At long last, America is moving toward fairness in hiring, promotions, and college admissions.
The latest good news: In a unanimous ruling, the Supreme Court said everyone deserves the same protection from discrimination, including straight white women and men.
In the decades since Martin Luther King Jr. called on us to judge people by the “content of their character,” this country has moved in the opposite direction. Racial preferences, Diversity Equity and Inclusion programs and quotas favoring women, LGBTQ+ and other groups replaced judging each individual.
The average white guy or woman has been getting the shaft in corporate hiring, college admissions or even becoming a government supplier.
But now that is changing. Recent events, including the Trump administration’s bold disavowal of DEI and discriminatory practices in hiring and promotion, and the high court ruling in Ames v. Ohio on Thursday, suggest America is not doomed to be a hopelessly divided caste society where group identity trumps an individual’s essence.
We are starting to move in the right direction, where each individual can succeed on the merits. Marlean Ames’ win on Thursday is another step forward.
Ames, a 61-year-old white heterosexual woman, sued the Ohio Department of Youth Services, where she’d worked for 16 years.
Despite getting favorable reviews and promotions, in 2020 she was turned down for a higher position that went to a lesbian, and then demoted, to be replaced by another gay man. She alleged discrimination based on her heterosexuality.
Lower federal courts rejected Ames’ claim , saying because she is part of a majority group — heterosexual white women — she had a higher burden of proof than a minority would have.
But the justices ruled that having different standards for majority and minority groups violates Title VII, the portion of the landmark Civil Rights Act that outlawed workplace discrimination.
Ames still has to prove her case in the lower courts, but she will be treated the same as any minority group member alleging discrimination, not facing what Justice Ketanji Brown Jackson termed a “heightened standard” of evidence.
The Supremes’ ruling will reverberate in federal courts across America. In the Sixth Circuit and four other circuits, that double standard prevailed until now. Kudos to the top court for rejecting that two-tiered system of justice.
“Reverse” discrimination is as bad as any other kind. Proving it shouldn’t be harder.
Amen.
We are in a new era that began with the Supreme Court’s 2023 rulings striking down reverse discrimination at Harvard and the University of North Carolina.

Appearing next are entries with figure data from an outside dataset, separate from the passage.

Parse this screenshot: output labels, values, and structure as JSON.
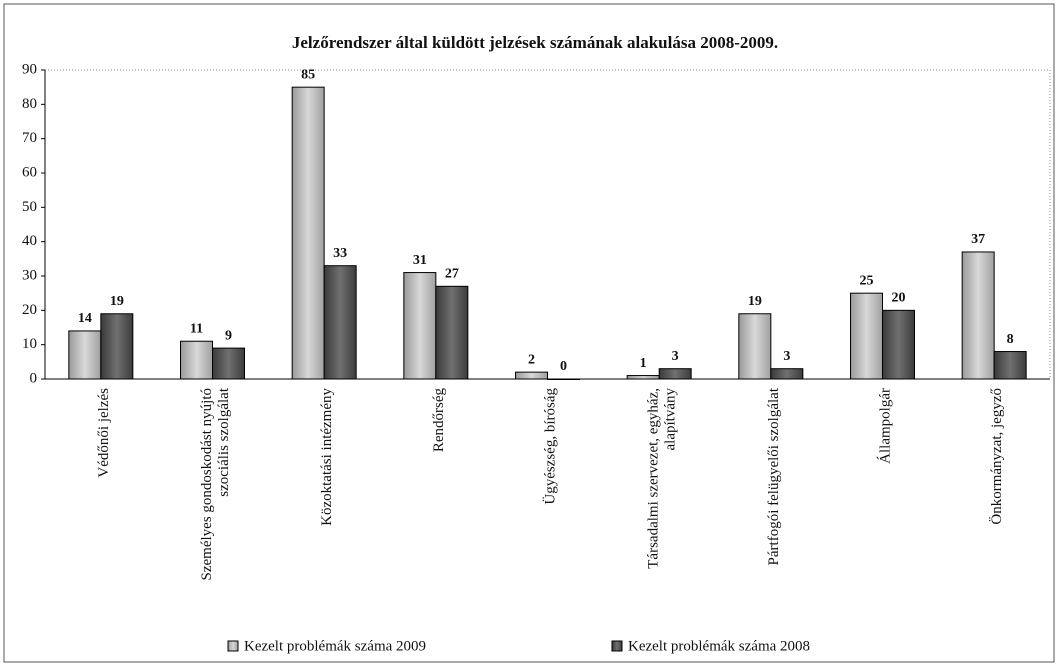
{
  "chart_data": {
    "type": "bar",
    "title": "Jelzőrendszer által küldött jelzések számának alakulása 2008-2009.",
    "categories": [
      "Védőnői jelzés",
      "Személyes gondoskodást nyújtó szociális szolgálat",
      "Közoktatási intézmény",
      "Rendőrség",
      "Ügyészség, bíróság",
      "Társadalmi szervezet, egyház, alapítvány",
      "Pártfogói felügyelői szolgálat",
      "Állampolgár",
      "Önkormányzat, jegyző"
    ],
    "series": [
      {
        "name": "Kezelt problémák száma 2009",
        "color": "url(#g1)",
        "values": [
          14,
          11,
          85,
          31,
          2,
          1,
          19,
          25,
          37
        ]
      },
      {
        "name": "Kezelt problémák száma 2008",
        "color": "url(#g2)",
        "values": [
          19,
          9,
          33,
          27,
          0,
          3,
          3,
          20,
          8
        ]
      }
    ],
    "ylim": [
      0,
      90
    ],
    "yticks": [
      0,
      10,
      20,
      30,
      40,
      50,
      60,
      70,
      80,
      90
    ],
    "grid": false,
    "legend": "bottom"
  }
}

After George Floyd’s death in 2020, many companies launched ambitious efforts to diversify their workforces. Though well-intentioned, they caused resentment and violated the nation’s bedrock principle of color-blind equality.
The justices’ ruling against Harvard sent a signal to the corporate world to change course.
Credit also goes to politicians — including Donald J. Trump — consumers and even corporate shareholders who challenged DEI.
Major companies began rolling back their DEI programs. Lowe’s was one of the first. Now the company says it wants to be a “unifier.”
Citigroup reports it has dropped “diversity, equity and inclusion” from the title of its talent management team.
Home Depot, Google, Goldman Sachs and many others have publicly scrapped hiring goals based on race, ethnicity, sex or gender.
It’s a big change from the recent past, when a young white man graduating from college had to worry that internships and training programs at the big financial institutions and other corporate giants wouldn’t consider him because of his race and gender.
But it’s good news for everyone, not just him. The six decades of concocted preferences since Martin Luther King’s famous “content of their character” speech and the harm these preferences caused should teach us that treating people differently based on the group they belong to is a mistake.
Discrimination — no matter the group and however well-intentioned — inflicts new injustices.
As Ames said, “We’re trying to make this a level playing field for everyone. Not just a white woman in Ohio.”
It’s also reassuring that the unanimous opinion in Ames was crafted by Justice Jackson, the most liberal member of the court and herself often considered a DEI pick.
It’s another sign that America may be coming together on the need to end such distinctions altogether, whether invidious or virtuous in intent.
Betsy McCaughey is a former lieutenant governor of New York and co-founder of the Committee to Save Our City.